The Mysterious Mr. Moo

Ko-suen “Bill” Moo, a Taiwan-based sales agent with contracts with a variety of U.S. and French defense firms in Taiwan, was charged in a U.S. federal court in February 2006 with attempting to acquire U.S. military equipment for China. Moo was sentenced to six and a half years in a federal prison.

A court press release issued at the time of his sentencing described in detail Moo’s attempts to undermine U.S. national security “by illegally negotiating the purchase of F-16 and Black Hawk [helicopter] engines, air-to-air missiles and air-to-ground missiles for delivery to ... China.

“When caught, he tried to undermine our system of justice by attempting to buy his way out of jail,” the release added.

Unanswered questions about Moo’s activities in Taiwan during the past 10 years have left many concerned that some of Taiwan’s most sensitive defense programs have been compromised.

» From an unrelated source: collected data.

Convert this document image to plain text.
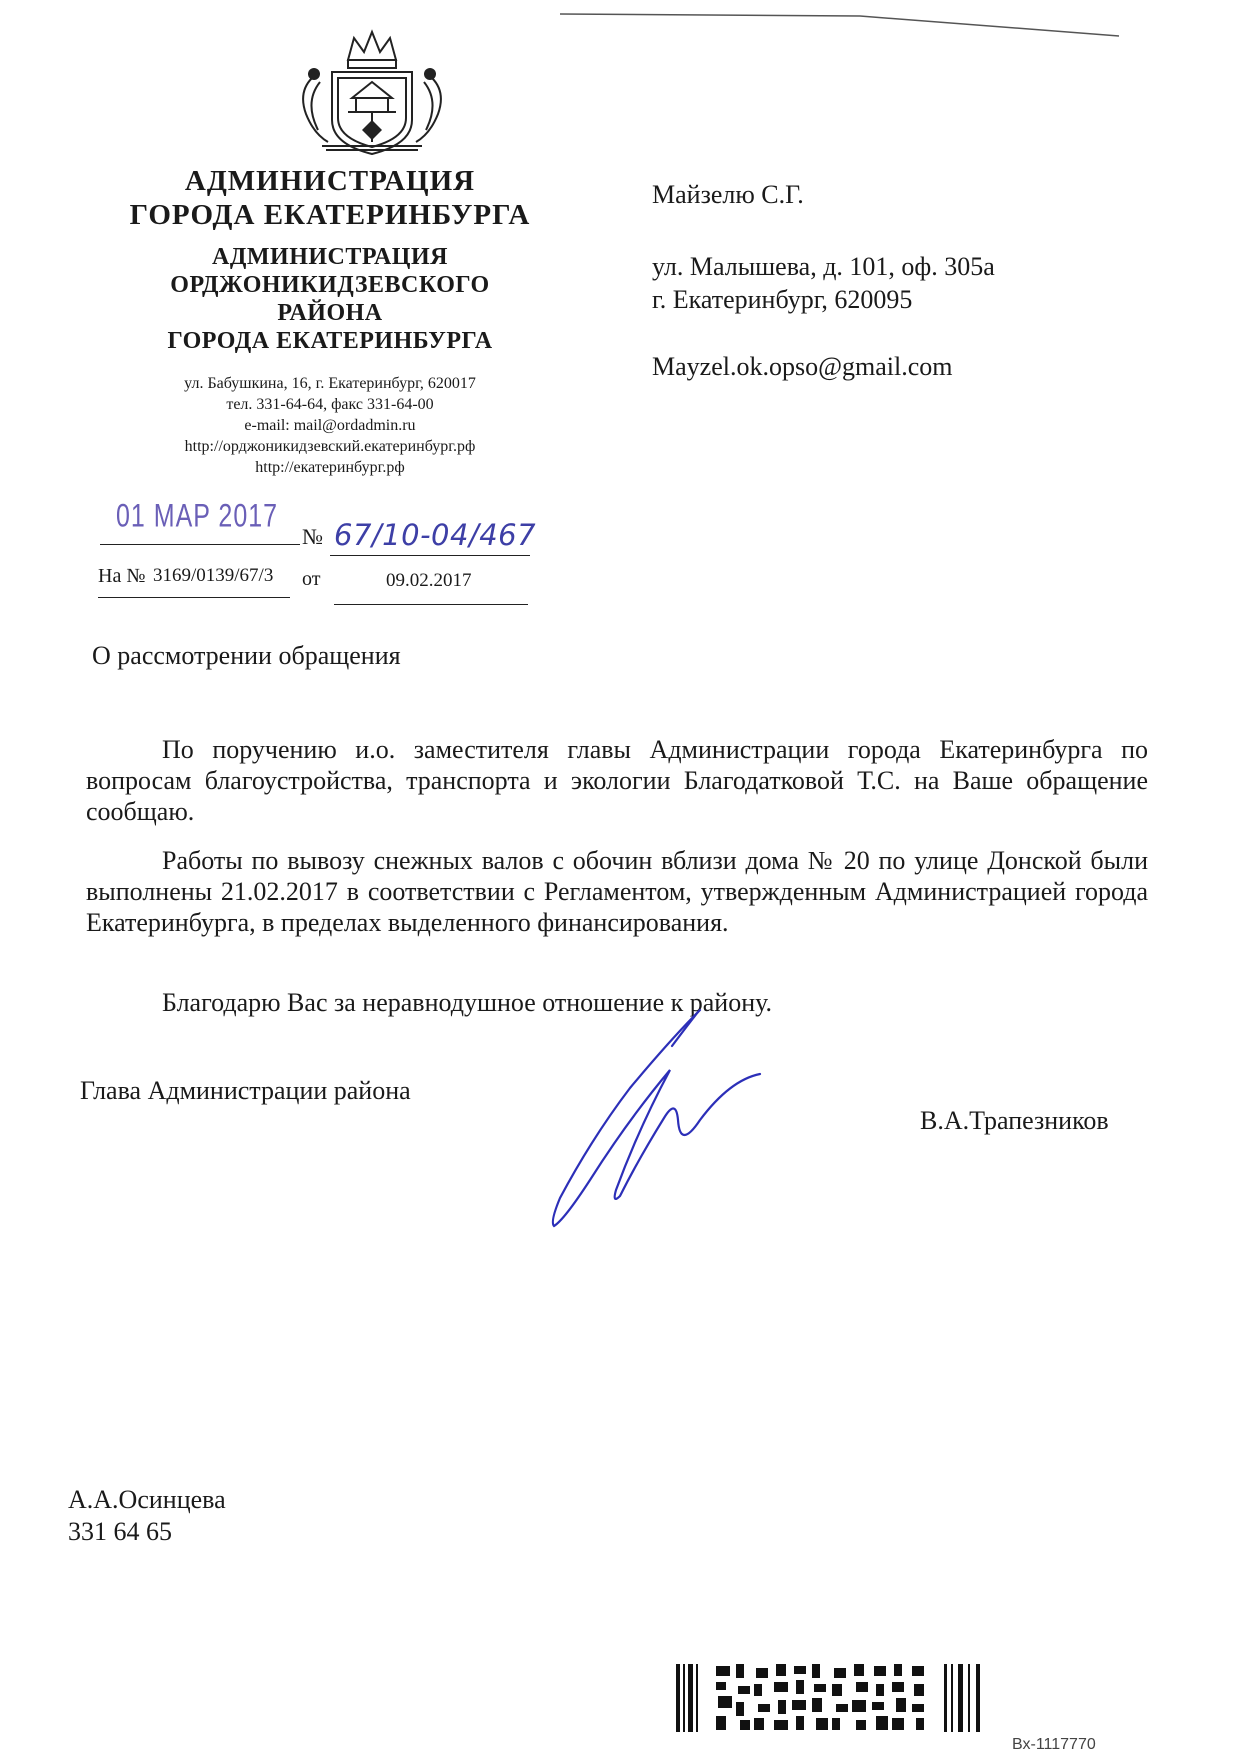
АДМИНИСТРАЦИЯ

ГОРОДА ЕКАТЕРИНБУРГА

АДМИНИСТРАЦИЯ

ОРДЖОНИКИДЗЕВСКОГО

РАЙОНА

ГОРОДА ЕКАТЕРИНБУРГА

ул. Бабушкина, 16, г. Екатеринбург, 620017
тел. 331-64-64, факс 331-64-00
e-mail: mail@ordadmin.ru
http://орджоникидзевский.екатеринбург.рф
http://екатеринбург.рф
01 MAP 2017
№ 67/10-04/467
На № 3169/0139/67/3 от	09.02.2017
Майзелю С.Г.
ул. Малышева, д. 101, оф. 305а
г. Екатеринбург, 620095
Mayzel.ok.opso@gmail.com
О рассмотрении обращения

По поручению и.о. заместителя главы Администрации города Екатеринбурга по вопросам благоустройства, транспорта и экологии Благодатковой Т.С. на Ваше обращение сообщаю.

Работы по вывозу снежных валов с обочин вблизи дома № 20 по улице Донской были выполнены 21.02.2017 в соответствии с Регламентом, утвержденным Администрацией города Екатеринбурга, в пределах выделенного финансирования.

Благодарю Вас за неравнодушное отношение к району.

Глава Администрации района
В.А.Трапезников
А.А.Осинцева
331 64 65
Вх-1117770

“Bill Moo was said to have at least 14 and as many as 17 contracts on very sensitive programs,” one senior Taiwan defense official said. “It seems we’re only beginning to scratch the surface in understanding the damage Bill Moo has done.”

The official lamented that Taiwan did not act more quickly in the Moo affair, and called for an investigation “to see how much information Bill Moo and others have given to Beijing. An assessment should be done on what aspects can be saved and what should be thrown out.”

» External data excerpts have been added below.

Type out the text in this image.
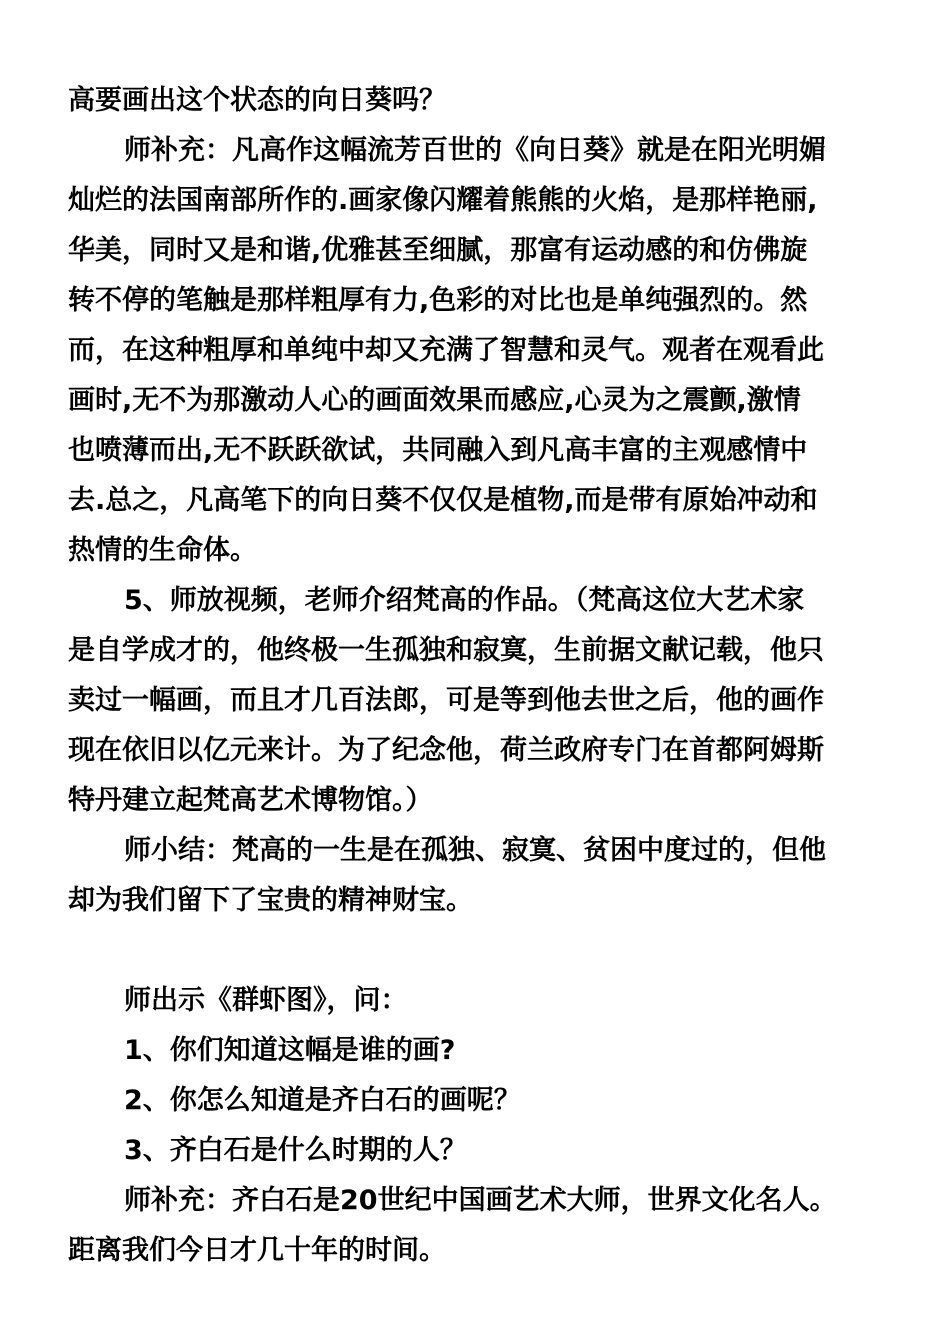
高要画出这个状态的向日葵吗？
师补充：凡高作这幅流芳百世的《向日葵》就是在阳光明媚
灿烂的法国南部所作的.画家像闪耀着熊熊的火焰，是那样艳丽,
华美，同时又是和谐,优雅甚至细腻，那富有运动感的和仿佛旋
转不停的笔触是那样粗厚有力,色彩的对比也是单纯强烈的。然
而，在这种粗厚和单纯中却又充满了智慧和灵气。观者在观看此
画时,无不为那激动人心的画面效果而感应,心灵为之震颤,激情
也喷薄而出,无不跃跃欲试，共同融入到凡高丰富的主观感情中
去.总之，凡高笔下的向日葵不仅仅是植物,而是带有原始冲动和
热情的生命体。
5、师放视频，老师介绍梵高的作品。（梵高这位大艺术家
是自学成才的，他终极一生孤独和寂寞，生前据文献记载，他只
卖过一幅画，而且才几百法郎，可是等到他去世之后，他的画作
现在依旧以亿元来计。为了纪念他，荷兰政府专门在首都阿姆斯
特丹建立起梵高艺术博物馆。）
师小结：梵高的一生是在孤独、寂寞、贫困中度过的，但他
却为我们留下了宝贵的精神财宝。
师出示《群虾图》，问：
1、你们知道这幅是谁的画?
2、你怎么知道是齐白石的画呢？
3、齐白石是什么时期的人？
师补充：齐白石是20世纪中国画艺术大师，世界文化名人。
距离我们今日才几十年的时间。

There are unaddressed concerns that Moo compromised Taiwan’s current Posheng C4ISR upgrade program. Moo was the principal sales agent on the $1.3 billion U.S. Foreign Military Sales program, and there are questions on why Taiwan’s government has not conducted a damage assessment of Moo’s activities there during the past 10 years.

Unanswered questions also have been raised over Moo’s involvement in a highly questionable contract for an Israeli company to handle the software for the $225 million Anyu-4 air defense command and control program.

“I’m curious if a damage assessment has ever been done on what he passed on to Beijing about Posheng, as well as Anyu-4,” a local U.S. defense contractor said.

One thing working to China’s advantage is rampant corruption in Taiwan’s arms procurement system. The lack of transparency and oversight has allowed Beijing to co-opt agents with cash. Many are “double-dipping,” say sources here — profiting from U.S. arms sales to Taiwan and then selling the information to Beijing.